Andi Matuska in action.

9.Januar 2009.
Schon früh reißt mich mein Wecker unsanft aus meinen Träumen. Draußen ist kalt, aber klar, Jänner eben. Ich frühstücke ein wenig, mach mich dann fertig um endlich aufzubrechen. Wie so oft kann mich nichts mehr in der Stadt halten. Das Wetter, die Sonne zieht mich wie magisch in die Natur, zu den Felsen.

Chalkbag, Schuhe und Crashpad, mehr benötige ich heute nicht. Ich schalte meinen Mp3-Player ein, setze meine Kopfhörer auf und lasse mich von der Musik und dem Rhythmus eine Weile lang tragen. In die Straßenbahn, dann weiter zum Zug, vorbei an Menschen, die hektisch durch die Gegend eilen.
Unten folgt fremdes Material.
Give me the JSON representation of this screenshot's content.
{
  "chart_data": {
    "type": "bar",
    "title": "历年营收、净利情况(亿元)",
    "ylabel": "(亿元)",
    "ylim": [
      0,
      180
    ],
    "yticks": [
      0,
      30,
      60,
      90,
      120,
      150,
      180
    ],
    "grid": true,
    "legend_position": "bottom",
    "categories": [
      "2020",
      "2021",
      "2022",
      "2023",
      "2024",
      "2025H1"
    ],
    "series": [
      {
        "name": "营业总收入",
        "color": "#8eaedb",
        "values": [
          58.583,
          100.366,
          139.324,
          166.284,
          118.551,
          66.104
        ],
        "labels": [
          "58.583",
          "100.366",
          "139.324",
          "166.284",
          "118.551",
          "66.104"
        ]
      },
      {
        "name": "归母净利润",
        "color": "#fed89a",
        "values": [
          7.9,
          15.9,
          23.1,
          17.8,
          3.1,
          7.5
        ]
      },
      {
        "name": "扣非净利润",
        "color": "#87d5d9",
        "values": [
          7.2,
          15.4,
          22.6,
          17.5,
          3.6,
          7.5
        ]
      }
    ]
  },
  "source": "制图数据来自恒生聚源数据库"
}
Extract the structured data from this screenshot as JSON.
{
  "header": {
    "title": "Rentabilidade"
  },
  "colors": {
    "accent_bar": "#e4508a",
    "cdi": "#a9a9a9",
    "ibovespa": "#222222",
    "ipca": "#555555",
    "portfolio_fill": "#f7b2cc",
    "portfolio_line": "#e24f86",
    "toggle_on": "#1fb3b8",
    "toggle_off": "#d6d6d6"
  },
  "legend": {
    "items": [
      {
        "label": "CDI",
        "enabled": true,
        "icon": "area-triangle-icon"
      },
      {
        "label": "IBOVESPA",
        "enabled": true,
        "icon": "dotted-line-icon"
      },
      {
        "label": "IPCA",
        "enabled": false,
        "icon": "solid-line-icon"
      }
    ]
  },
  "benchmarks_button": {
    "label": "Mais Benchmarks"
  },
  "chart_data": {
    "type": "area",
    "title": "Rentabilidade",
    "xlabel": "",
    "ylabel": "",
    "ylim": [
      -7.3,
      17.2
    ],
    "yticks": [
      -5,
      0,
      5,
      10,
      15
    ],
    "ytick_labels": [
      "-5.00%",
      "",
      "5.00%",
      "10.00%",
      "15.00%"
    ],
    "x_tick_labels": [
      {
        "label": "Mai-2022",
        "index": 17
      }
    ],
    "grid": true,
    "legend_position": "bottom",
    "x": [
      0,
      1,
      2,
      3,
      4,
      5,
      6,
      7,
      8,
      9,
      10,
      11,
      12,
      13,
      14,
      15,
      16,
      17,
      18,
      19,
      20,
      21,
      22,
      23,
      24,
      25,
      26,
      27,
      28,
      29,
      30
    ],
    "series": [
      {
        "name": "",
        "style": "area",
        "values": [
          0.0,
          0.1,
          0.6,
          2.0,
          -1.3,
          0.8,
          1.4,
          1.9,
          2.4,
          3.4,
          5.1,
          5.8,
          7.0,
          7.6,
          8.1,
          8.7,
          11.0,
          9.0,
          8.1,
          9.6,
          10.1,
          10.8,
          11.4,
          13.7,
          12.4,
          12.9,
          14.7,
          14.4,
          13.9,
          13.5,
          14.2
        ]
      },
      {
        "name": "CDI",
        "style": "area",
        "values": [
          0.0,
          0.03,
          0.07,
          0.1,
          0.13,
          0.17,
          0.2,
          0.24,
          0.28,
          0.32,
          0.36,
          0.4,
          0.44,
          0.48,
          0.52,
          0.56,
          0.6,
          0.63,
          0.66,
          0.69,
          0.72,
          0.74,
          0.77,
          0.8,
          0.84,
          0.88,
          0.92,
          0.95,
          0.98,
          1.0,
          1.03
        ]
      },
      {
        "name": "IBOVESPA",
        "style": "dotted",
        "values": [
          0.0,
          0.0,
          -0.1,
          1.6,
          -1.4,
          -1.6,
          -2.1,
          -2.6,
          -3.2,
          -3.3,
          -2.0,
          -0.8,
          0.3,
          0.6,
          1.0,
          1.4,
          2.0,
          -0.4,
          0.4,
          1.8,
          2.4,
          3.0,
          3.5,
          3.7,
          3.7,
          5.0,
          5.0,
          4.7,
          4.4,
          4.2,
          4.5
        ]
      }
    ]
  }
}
Schnell zieht die Landschaft an mir vorbei und in der Ferne taucht mein Ziel, die beeindruckende, mit Höhlen durchlöcherte Felswand von Peggau bei Graz auf. Während des Aufstieges schweifen meine Gedanken immer wieder kurz zu den kleinen Sorgen des alltäglichen Lebens ab, doch sie schwinden mit jedem Schritt mehr und mehr und öffnen meine Gedanken für die Natur.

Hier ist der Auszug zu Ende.